Any International Market
Ensure your devices have
the latest updates and security patches prior to travel. “This is basic digital
hygiene,” said Bernard. “Purge things that aren’t relevant or file that material
in a different way.” Once you are in a foreign country, it is too late to
perform updates, he said. “Do not update any devices; no patching, do not
change passwords either. And don’t do any banking; that’s a big mistake in my
view. If you must access your account, let your bank know where you will be
during that time period.”
Domestic & International Markets
No matter
where employees travel on business, they should be educated about vectors of
digital exposure.
Much has been made recently about “juice jacking,” a tampering
technique bad actors use to turn airport or hotel charging stations into mini-spying
stations. When travelers plug their cables into the USB port, it still charges
their device but also collects personal information, passwords and other
business credentials as they continue to use the device.
Other basics include discouraging travelers from using
public wi-fi in airports, hotel lobbies or cafes, where bad actors can “spoof”
the wi-fi connection, set up “evil twin” login sites and ask for room numbers
or loyalty program numbers or even credit card information. Such connections
often appear stronger in the “available wi-fi” list in order to attract users. Utilizing
a personal mobile hotspot or at least using VPN can help protect travelers from
these fakery tactics.
As safety check—and possible technique for clearing a compromised
device—is simply rebooting. Bernard said he restarts his devices at the end of
every day of business travel, just as a precaution. “People think, ‘oh, that’s
inconvenient.’ But it really isn’t.”
Traveling or Not
Every single day, whether traveling or not, employees should
pause before clicking on messages coming in from unknown senders to their
mobile devices.
“Everything is mobile now and there’s just so much of it,” said
Bernard. “The bad guys are getting really good at phishing scams—it’s probably
80 percent of the way that vulnerabilities are found and breaches occur.”
Phishing is when scammers go online and find out all about their target: what
they are interested in, jobs they’ve had, social media, etc. and then they
target you with relevant messages. “As soon as you click on those, they’re in
and you don’t even know it,” said Bernard.
Phishing techniques bring us back to specific travel risks—especially
as entry and exit regulations change quickly and somewhat chaotically.
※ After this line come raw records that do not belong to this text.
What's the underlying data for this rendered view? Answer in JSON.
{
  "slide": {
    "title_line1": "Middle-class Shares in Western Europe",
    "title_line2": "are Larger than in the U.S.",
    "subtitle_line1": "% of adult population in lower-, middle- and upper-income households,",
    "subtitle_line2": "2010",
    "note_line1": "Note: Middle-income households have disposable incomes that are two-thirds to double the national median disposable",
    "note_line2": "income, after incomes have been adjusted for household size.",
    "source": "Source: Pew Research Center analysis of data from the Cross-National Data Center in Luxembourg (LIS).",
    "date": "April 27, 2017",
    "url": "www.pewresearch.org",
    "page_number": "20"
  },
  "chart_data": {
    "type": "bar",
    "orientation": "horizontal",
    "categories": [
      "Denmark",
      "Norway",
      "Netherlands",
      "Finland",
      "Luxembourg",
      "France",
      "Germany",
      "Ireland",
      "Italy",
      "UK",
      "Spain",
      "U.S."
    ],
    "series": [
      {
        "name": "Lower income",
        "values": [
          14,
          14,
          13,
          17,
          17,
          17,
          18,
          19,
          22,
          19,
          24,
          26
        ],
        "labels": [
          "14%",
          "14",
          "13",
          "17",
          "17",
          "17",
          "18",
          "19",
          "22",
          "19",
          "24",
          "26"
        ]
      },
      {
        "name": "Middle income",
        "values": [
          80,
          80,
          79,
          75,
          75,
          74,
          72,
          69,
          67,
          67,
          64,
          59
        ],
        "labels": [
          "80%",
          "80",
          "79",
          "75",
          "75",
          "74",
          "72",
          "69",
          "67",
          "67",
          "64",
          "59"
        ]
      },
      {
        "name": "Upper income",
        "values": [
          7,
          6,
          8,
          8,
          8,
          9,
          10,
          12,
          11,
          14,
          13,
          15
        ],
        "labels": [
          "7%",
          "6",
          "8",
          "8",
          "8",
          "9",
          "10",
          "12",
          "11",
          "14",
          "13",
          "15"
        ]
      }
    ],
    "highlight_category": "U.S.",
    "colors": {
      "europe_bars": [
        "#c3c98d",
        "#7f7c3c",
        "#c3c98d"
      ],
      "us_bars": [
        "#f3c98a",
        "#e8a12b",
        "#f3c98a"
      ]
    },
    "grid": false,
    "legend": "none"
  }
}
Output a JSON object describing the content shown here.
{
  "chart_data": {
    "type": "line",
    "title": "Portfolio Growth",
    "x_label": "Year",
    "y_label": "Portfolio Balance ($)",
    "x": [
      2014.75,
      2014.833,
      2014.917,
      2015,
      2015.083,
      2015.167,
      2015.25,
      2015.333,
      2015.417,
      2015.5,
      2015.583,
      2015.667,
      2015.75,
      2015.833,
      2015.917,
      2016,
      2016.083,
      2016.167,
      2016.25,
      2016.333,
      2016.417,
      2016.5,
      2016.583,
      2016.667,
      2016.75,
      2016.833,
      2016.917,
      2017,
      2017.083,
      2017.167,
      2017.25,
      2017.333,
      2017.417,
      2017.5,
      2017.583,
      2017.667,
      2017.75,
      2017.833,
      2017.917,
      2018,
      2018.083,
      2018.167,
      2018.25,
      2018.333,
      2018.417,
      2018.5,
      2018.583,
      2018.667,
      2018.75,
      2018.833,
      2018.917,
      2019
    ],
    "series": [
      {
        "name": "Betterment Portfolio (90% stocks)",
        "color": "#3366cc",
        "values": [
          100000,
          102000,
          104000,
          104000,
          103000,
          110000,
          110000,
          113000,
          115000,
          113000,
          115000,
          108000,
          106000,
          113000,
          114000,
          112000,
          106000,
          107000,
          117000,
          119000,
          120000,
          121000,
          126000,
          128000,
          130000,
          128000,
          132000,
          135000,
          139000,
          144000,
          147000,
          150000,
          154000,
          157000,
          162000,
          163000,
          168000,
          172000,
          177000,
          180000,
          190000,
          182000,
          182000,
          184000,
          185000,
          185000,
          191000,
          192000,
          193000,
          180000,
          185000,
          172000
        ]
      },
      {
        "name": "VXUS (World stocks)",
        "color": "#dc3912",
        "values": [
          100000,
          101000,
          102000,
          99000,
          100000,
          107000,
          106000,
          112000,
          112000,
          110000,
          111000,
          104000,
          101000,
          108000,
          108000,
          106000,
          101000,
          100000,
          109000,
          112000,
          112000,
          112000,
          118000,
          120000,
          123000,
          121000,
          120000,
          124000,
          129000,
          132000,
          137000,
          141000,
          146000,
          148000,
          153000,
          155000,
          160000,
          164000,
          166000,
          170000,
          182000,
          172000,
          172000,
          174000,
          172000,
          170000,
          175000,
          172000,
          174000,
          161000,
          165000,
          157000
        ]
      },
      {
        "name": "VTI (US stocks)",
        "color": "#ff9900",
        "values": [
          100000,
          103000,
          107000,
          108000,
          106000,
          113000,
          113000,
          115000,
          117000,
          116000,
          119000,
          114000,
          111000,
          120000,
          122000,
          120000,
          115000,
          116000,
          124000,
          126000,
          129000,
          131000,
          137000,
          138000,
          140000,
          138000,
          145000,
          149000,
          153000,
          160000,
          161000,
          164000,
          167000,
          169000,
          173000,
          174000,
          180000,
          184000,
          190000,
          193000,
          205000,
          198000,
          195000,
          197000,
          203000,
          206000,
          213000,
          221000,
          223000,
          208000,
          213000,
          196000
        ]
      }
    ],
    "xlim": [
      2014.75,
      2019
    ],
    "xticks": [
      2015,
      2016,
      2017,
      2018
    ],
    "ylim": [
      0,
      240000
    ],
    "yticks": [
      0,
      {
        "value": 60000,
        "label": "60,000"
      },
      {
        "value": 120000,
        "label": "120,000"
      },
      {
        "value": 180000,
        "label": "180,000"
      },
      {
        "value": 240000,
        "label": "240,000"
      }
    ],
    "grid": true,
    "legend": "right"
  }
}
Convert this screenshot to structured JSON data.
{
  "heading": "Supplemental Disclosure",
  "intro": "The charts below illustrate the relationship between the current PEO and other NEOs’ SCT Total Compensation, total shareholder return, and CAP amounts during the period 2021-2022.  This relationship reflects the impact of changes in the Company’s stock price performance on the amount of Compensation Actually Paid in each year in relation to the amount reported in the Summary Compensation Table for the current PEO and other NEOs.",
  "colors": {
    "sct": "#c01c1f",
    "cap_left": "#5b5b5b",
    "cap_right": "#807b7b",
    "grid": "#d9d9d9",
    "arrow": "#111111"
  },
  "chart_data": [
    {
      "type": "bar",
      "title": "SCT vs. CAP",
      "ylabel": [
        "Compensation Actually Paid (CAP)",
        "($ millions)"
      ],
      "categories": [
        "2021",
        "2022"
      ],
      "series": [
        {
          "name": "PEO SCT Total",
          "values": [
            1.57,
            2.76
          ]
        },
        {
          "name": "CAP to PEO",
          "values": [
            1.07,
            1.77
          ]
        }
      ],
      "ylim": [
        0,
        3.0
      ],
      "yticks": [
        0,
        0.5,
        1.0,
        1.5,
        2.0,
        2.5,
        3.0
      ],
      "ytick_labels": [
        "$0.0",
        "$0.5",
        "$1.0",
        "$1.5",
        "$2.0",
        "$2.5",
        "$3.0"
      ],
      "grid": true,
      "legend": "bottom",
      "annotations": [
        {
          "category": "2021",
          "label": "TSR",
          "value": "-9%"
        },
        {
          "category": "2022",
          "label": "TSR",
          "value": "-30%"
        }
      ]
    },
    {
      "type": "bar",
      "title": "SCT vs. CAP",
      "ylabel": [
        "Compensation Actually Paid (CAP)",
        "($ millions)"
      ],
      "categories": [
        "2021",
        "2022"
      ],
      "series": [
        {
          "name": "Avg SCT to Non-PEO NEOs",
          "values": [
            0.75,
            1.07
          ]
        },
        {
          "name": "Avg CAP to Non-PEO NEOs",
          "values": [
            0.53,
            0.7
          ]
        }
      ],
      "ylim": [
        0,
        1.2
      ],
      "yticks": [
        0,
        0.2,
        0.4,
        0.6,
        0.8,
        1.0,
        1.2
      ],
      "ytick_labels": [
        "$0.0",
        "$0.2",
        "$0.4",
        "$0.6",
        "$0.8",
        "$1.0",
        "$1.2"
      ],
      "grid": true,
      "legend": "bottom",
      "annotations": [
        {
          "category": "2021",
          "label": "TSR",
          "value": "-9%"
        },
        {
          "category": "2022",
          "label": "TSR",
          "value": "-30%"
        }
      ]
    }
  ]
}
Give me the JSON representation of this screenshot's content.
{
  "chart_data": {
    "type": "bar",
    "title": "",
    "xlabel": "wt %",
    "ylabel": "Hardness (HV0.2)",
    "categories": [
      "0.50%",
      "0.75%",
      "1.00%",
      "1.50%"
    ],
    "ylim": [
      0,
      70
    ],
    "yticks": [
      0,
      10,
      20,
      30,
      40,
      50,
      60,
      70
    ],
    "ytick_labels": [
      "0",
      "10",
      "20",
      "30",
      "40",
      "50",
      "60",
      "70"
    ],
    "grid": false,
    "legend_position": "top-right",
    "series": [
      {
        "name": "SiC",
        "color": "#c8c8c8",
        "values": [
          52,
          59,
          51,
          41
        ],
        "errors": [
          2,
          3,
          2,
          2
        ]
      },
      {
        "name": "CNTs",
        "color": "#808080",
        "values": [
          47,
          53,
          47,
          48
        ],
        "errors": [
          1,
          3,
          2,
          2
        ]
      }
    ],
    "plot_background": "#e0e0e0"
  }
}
One travel
buyer, speaking in a private group, voiced her concerns about the vulnerability
of business travelers to phishing attacks that may start to resemble warnings
or requests about entry and exit documentation—especially now that many of the
new U.S., U.K, and EU systems are to be executed almost entirely online via
mobile devices.
Asked about that specific concern, Bernard emphasized it was
just the kind of confusion that opportunistic bad actors were likely to exploit
for their scams. “And,” he added, “these adversaries are getting smarter all
the time. Add artificial intelligence into the picture and deep fakes, and you
really have scenarios that are difficult for people to decipher—someone who’s
not educated about these issues beforehand.”
Education is the key to protecting both individual travelers
and their companies from falling victim to cyber scams and ensuring anyone traveling
for the organization knows they have official communication channels through
which their company will contact them.
“The company needs to have protocols,” said Bernard, “but it’s
also up to the employee to act responsibly and if something seems ‘off,’ they
need to verify before taking any action. They have a responsibility as well.”